Cette manœuvre n’est pas improvisée. Depuis 2016, une galaxie intellectuelle ultra-conservatrice s’emploie à fournir à Trump un cadre idéologique :

  • Heritage Foundation : à l’origine du Project 2025, qui prévoit une restructuration complète de l’État fédéral.
  • Claremont Institute : défend l’idée que l’Amérique vit une crise de régime.
  • Hillsdale College : propose une réécriture chrétienne et providentialiste de l’histoire américaine.

Ces institutions produisent des récits prêts à l’emploi. Trump n’a plus qu’à y puiser quelques noms ou slogans pour se draper dans une légitimité historique construite de toutes pièces.

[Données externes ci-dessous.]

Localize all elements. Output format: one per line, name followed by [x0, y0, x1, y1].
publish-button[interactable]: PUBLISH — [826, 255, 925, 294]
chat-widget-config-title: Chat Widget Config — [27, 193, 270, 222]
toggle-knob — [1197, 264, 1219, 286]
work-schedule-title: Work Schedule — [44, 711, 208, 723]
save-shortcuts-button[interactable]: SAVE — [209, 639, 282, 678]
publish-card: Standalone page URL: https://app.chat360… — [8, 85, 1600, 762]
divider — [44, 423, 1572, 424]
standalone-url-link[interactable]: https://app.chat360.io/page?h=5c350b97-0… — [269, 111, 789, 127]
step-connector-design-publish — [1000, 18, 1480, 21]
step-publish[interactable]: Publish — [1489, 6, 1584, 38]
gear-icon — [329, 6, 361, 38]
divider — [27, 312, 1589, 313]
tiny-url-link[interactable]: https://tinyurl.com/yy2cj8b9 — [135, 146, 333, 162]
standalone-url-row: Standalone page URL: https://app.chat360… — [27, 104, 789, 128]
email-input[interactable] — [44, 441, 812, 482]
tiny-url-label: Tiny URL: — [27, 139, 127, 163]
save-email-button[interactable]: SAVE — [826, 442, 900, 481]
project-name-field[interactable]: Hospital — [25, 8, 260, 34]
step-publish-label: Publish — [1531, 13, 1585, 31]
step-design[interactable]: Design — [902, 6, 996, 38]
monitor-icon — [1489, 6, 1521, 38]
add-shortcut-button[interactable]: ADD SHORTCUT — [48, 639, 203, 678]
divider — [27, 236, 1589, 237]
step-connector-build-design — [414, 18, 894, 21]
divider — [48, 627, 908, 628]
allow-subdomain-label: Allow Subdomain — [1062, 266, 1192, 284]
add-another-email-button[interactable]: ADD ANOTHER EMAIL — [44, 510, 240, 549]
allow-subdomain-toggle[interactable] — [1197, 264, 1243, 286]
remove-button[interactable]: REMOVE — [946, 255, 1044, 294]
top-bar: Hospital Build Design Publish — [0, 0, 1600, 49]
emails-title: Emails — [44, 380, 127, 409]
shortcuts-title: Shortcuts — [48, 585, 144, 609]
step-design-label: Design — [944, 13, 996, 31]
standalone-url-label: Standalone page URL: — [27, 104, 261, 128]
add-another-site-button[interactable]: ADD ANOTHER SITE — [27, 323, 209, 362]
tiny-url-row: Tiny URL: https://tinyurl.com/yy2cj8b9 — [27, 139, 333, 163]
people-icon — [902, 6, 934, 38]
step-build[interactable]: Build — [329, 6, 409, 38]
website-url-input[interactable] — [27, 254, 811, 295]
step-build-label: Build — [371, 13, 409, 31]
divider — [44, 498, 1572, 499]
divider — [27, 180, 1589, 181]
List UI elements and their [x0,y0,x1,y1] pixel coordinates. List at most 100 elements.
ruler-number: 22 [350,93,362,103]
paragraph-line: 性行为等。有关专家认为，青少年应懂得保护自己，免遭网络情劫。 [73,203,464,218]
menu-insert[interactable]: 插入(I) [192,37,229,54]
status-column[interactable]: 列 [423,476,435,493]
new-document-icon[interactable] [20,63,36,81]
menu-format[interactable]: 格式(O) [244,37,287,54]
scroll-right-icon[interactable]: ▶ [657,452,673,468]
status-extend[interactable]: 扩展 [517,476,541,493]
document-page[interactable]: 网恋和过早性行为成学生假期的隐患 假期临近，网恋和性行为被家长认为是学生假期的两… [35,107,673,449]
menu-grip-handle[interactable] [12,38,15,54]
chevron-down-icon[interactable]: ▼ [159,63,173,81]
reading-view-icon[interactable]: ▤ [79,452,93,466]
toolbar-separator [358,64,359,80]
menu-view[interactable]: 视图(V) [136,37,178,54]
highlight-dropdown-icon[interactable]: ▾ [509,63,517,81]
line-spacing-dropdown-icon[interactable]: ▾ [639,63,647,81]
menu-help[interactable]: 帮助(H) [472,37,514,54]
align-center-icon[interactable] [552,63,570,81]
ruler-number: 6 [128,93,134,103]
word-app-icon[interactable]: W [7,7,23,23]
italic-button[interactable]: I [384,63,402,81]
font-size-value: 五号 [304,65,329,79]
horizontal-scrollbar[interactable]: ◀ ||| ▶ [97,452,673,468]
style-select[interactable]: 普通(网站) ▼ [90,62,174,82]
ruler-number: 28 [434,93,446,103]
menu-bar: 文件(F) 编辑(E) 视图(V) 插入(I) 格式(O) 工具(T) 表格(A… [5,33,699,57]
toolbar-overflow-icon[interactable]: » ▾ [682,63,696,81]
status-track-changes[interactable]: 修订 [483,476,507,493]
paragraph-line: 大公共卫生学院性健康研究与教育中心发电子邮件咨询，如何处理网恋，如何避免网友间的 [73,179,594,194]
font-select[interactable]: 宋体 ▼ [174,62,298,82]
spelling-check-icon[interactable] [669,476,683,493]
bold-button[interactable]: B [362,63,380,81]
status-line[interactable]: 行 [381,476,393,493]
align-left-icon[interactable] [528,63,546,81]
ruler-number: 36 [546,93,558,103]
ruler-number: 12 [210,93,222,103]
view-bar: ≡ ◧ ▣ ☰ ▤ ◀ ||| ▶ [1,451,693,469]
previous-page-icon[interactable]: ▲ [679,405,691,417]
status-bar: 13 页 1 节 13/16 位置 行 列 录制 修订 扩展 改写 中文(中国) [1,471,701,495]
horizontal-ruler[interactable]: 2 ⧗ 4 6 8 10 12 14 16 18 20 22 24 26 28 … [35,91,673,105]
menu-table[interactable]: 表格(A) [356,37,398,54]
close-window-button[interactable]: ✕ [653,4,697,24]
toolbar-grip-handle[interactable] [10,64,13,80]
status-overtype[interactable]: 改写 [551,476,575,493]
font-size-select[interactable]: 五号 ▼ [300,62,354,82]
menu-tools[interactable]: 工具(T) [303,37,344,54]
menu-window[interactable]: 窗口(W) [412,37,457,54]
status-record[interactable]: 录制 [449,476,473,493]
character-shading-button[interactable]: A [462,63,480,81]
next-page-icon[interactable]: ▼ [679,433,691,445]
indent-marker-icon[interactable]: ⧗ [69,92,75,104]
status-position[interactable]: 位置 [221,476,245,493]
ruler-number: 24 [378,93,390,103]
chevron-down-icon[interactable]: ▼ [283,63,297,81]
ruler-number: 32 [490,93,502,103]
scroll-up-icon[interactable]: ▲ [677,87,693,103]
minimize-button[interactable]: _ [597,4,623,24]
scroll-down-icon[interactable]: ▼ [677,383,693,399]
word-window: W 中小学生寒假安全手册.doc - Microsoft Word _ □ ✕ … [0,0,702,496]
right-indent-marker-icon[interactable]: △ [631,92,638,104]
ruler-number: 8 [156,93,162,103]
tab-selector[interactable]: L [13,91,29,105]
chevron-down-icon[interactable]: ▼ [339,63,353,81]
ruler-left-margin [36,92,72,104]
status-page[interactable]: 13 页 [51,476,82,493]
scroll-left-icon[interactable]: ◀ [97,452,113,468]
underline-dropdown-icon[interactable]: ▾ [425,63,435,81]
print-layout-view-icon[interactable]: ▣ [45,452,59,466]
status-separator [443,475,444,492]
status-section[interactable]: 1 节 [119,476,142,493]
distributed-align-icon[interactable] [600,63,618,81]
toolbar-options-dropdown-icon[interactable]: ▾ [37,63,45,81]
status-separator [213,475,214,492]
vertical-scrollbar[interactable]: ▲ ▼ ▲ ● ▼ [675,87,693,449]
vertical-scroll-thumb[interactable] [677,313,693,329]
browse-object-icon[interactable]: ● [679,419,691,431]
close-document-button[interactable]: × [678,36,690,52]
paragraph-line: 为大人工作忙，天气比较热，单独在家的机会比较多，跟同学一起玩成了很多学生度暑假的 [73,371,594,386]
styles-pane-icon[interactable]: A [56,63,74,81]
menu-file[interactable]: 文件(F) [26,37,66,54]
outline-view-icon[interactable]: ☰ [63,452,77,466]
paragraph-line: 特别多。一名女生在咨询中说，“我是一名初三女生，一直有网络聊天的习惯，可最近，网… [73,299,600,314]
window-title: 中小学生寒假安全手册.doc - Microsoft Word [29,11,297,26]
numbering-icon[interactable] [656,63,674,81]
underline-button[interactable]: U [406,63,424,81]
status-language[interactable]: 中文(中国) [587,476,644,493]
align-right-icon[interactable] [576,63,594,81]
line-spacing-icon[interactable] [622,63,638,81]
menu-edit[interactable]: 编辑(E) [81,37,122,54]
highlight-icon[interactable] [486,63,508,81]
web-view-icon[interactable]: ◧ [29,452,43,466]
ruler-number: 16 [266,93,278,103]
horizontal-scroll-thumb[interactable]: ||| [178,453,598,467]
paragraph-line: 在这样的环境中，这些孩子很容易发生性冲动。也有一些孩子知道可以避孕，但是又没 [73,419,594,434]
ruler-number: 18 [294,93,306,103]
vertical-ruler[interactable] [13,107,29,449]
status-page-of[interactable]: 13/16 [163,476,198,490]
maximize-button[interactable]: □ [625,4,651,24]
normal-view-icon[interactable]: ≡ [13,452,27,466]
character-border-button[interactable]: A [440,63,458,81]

Un parallèle troublant avec la France de 1890–1914

Cette stratégie américaine résonne étrangement avec la France de la même époque. En effet, les années 1890–1914 sont, des deux côtés de l’Atlantique, un âge d’or du populisme naissant :

États-Unis (People’s Party, McKinley)  —  France (Barrès, nationalisme identitaire)

  • Protectionnisme, anti-banquiers      —  Anti-dreyfusisme, exaltation du terroir
  • Populisme économique                 —  Populisme identitaire
  • Mobilisation de la paysannerie       —  Mobilisation des « vrais Français »
  • Méfiance envers les élites           —  Méfiance envers les élites parisiennes

Pourquoi ce détail historique compte

Ce genre de référence — McKinley, oublié du grand public — peut sembler anecdotique. Mais il est au contraire révélateur d’une stratégie intellectuelle profonde : construire une mythologie politique alternative, capable de légitimer un changement de régime.

Trump n’est pas un penseur, mais ses équipes le sont, et elles savent que les récits les plus puissants sont ceux qui donnent un sens historique à l’action politique.

En guise d’écho personnel

Si ce détail m’a marqué, c’est qu’il relie une époque apparemment lointaine à notre présent troublé. Il montre combien les dirigeants les plus bruyants ne sont parfois que les porte-voix d’idéologies raffinées, parfois dangereuses, toujours construites.

En repérant cette référence, j’espère transmettre à mes enfants et amis non seulement un peu de culture politique, mais aussi une manière de lire entre les lignes : ne pas sous-estimer la portée d’un nom, d’une citation, d’une époque ressuscitée à dessein.